Of course he wasn't going to let that go so easily. A full-blown grin appeared on his face that she longed to remove. How much mortification could a woman take in one morning? She felt sure she was close to her limit.
"I wasn't asking him about mating rituals. I just had some questions. Academic in nature really."
"I'm sure. Like what?"
"I just asked him if it was true that werewolves had an instinct to seek out their mates."
"Like we're just animals?"
Releasing a heavy sigh, she resisted the urge to roll her eyes. Why must her words always be twisted around to be used against her? She didn't mean any harm. Was curiosity now a crime?
"Don't you get angry with me now too. It's a simple question. Robert all but bit my head off when I asked. I didn't understand why he was so defensive. It's not like I meant to be hurtful."
"Rob's a bit sensitive. You should know that by now. Hasn't had much luck in romance. He always seems to attract the wrong sort of witch. I can understand why he wouldn't appreciate you asking. You may have embarrassed him."
"It's my job to know as much about werewolves as I can."
Fenrir lifted a single eyebrow. No grin or hint of a smirk was on his face. She started to worry that she offended him too without meaning to.
"It's your job to ask your werewolf assistant about sex?"
"Well…"
"Let me change it around a bit. You're a woman. Would you appreciate it if your male boss asked you what your favorite positions were?"
Heat rose in her cheeks. What was his point?
"Or would you like your male supervisor to ask you if you preferred it nice and slow in bed or if you preferred when a wizard bent you over the back of a chair and took you roughly from behind?"
"No, of course, I wouldn't like that. It's sexual harassment."
"And asking a male werewolf if he's like other men or if he uses his animal instincts to hunt and stalk his mate like prey isn't? It's inappropriate to ask your assistant those sorts of questions even if he wasn't easily embarrassed. If it's wrong for a man to ask his female assistant, it's wrong for a woman to ask her male assistant."

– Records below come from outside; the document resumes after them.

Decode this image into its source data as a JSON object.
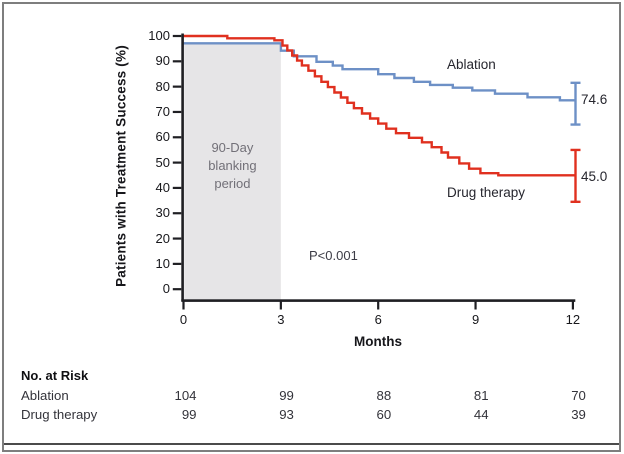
{
  "figure": {
    "y_axis_label": "Patients with Treatment Success (%)",
    "blanking_label_lines": [
      "90-Day",
      "blanking",
      "period"
    ]
  },
  "chart_data": {
    "type": "line",
    "subtype": "kaplan-meier-step",
    "title": "",
    "xlabel": "Months",
    "ylabel": "Patients with Treatment Success (%)",
    "xlim": [
      0,
      12
    ],
    "ylim": [
      0,
      100
    ],
    "x_ticks": [
      0,
      3,
      6,
      9,
      12
    ],
    "y_ticks": [
      0,
      10,
      20,
      30,
      40,
      50,
      60,
      70,
      80,
      90,
      100
    ],
    "grid": false,
    "legend_position": "inline-labels",
    "annotations": {
      "p_value": "P<0.001",
      "blanking_region_label": "90-Day blanking period"
    },
    "blanking_region": {
      "x_start": 0,
      "x_end": 3,
      "top_percent": 97.3,
      "fill": "#e6e5e7"
    },
    "series": [
      {
        "name": "Ablation",
        "color": "#6d90c6",
        "end_label": "74.6",
        "final_value": 74.6,
        "ci_at_12_months": [
          65.0,
          81.5
        ],
        "points": [
          [
            0,
            97.1
          ],
          [
            3.0,
            94.2
          ],
          [
            3.4,
            92.0
          ],
          [
            4.1,
            89.8
          ],
          [
            4.6,
            88.3
          ],
          [
            4.9,
            86.9
          ],
          [
            6.0,
            84.9
          ],
          [
            6.5,
            83.4
          ],
          [
            7.1,
            81.9
          ],
          [
            7.6,
            80.7
          ],
          [
            8.3,
            79.6
          ],
          [
            8.9,
            78.5
          ],
          [
            9.6,
            77.2
          ],
          [
            10.6,
            75.8
          ],
          [
            11.6,
            74.6
          ]
        ]
      },
      {
        "name": "Drug therapy",
        "color": "#e0301f",
        "end_label": "45.0",
        "final_value": 45.0,
        "ci_at_12_months": [
          34.5,
          55.0
        ],
        "points": [
          [
            0,
            100
          ],
          [
            1.35,
            99.1
          ],
          [
            2.8,
            98.3
          ],
          [
            3.05,
            96.2
          ],
          [
            3.2,
            94.3
          ],
          [
            3.35,
            92.3
          ],
          [
            3.5,
            90.3
          ],
          [
            3.65,
            88.4
          ],
          [
            3.85,
            86.3
          ],
          [
            4.05,
            84.1
          ],
          [
            4.25,
            81.9
          ],
          [
            4.45,
            79.8
          ],
          [
            4.65,
            77.7
          ],
          [
            4.85,
            75.7
          ],
          [
            5.05,
            73.6
          ],
          [
            5.25,
            71.5
          ],
          [
            5.5,
            69.4
          ],
          [
            5.75,
            67.4
          ],
          [
            6.0,
            65.4
          ],
          [
            6.25,
            63.4
          ],
          [
            6.55,
            61.6
          ],
          [
            6.95,
            59.8
          ],
          [
            7.35,
            58.0
          ],
          [
            7.65,
            56.1
          ],
          [
            7.95,
            54.0
          ],
          [
            8.15,
            52.0
          ],
          [
            8.5,
            49.7
          ],
          [
            8.8,
            47.6
          ],
          [
            9.15,
            45.8
          ],
          [
            9.7,
            45.0
          ]
        ]
      }
    ]
  },
  "risk_table": {
    "title": "No. at Risk",
    "time_points": [
      0,
      3,
      6,
      9,
      12
    ],
    "rows": [
      {
        "label": "Ablation",
        "values": [
          "104",
          "99",
          "88",
          "81",
          "70"
        ]
      },
      {
        "label": "Drug therapy",
        "values": [
          "99",
          "93",
          "60",
          "44",
          "39"
        ]
      }
    ]
  },
  "colors": {
    "ablation": "#6d90c6",
    "drug_therapy": "#e0301f",
    "blanking_fill": "#e6e5e7",
    "blanking_text": "#727078",
    "axis": "#1f1f23",
    "frame_border": "#7e7e7e",
    "divider": "#4b4b4b"
  }
}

Hermione hated that he was correct. Double standards were never all right. She would have to be more careful what she asked in the future. Good intentions or not, she didn't have to know everything. Fenrir's cheeky grin reappeared.
"If you want to know more about werewolves and sex, ask another werewolf."
She would've had to be an idiot not to understand what he was suggesting and she was no idiot. Still feeling quite flushed in her cheeks, she wanted to make an excuse to leave the room. Taking pity on her, Fenrir didn't continue the topic. He stood up, cleared off the table, and handed her a potion he picked up off the counter.
"Take this. Go back to bed. You need to rest."
Concerned that if she stayed downstairs she would find another way to embarrass herself, Hermione agreed. Once she was back inside her bedroom she closed the door and just took a deep breath. What was the strange effect the man had on her? It almost felt as if she was under the influence of a confounding spell, but she knew she wasn't.
Her gaze landed on the carton with his assumed name on it. What would she find inside? The urge to read everything was strong. If she hadn't felt so strange, she would've. It would keep, she decided. She swallowed the healing potion, climbed back in her bed, and waited for sleep. When she woke up again, she would examine the contents of the file. Until her head felt better, she wouldn't be able to concentrate.
Hours later she awoke to discover the dusty carton was gone.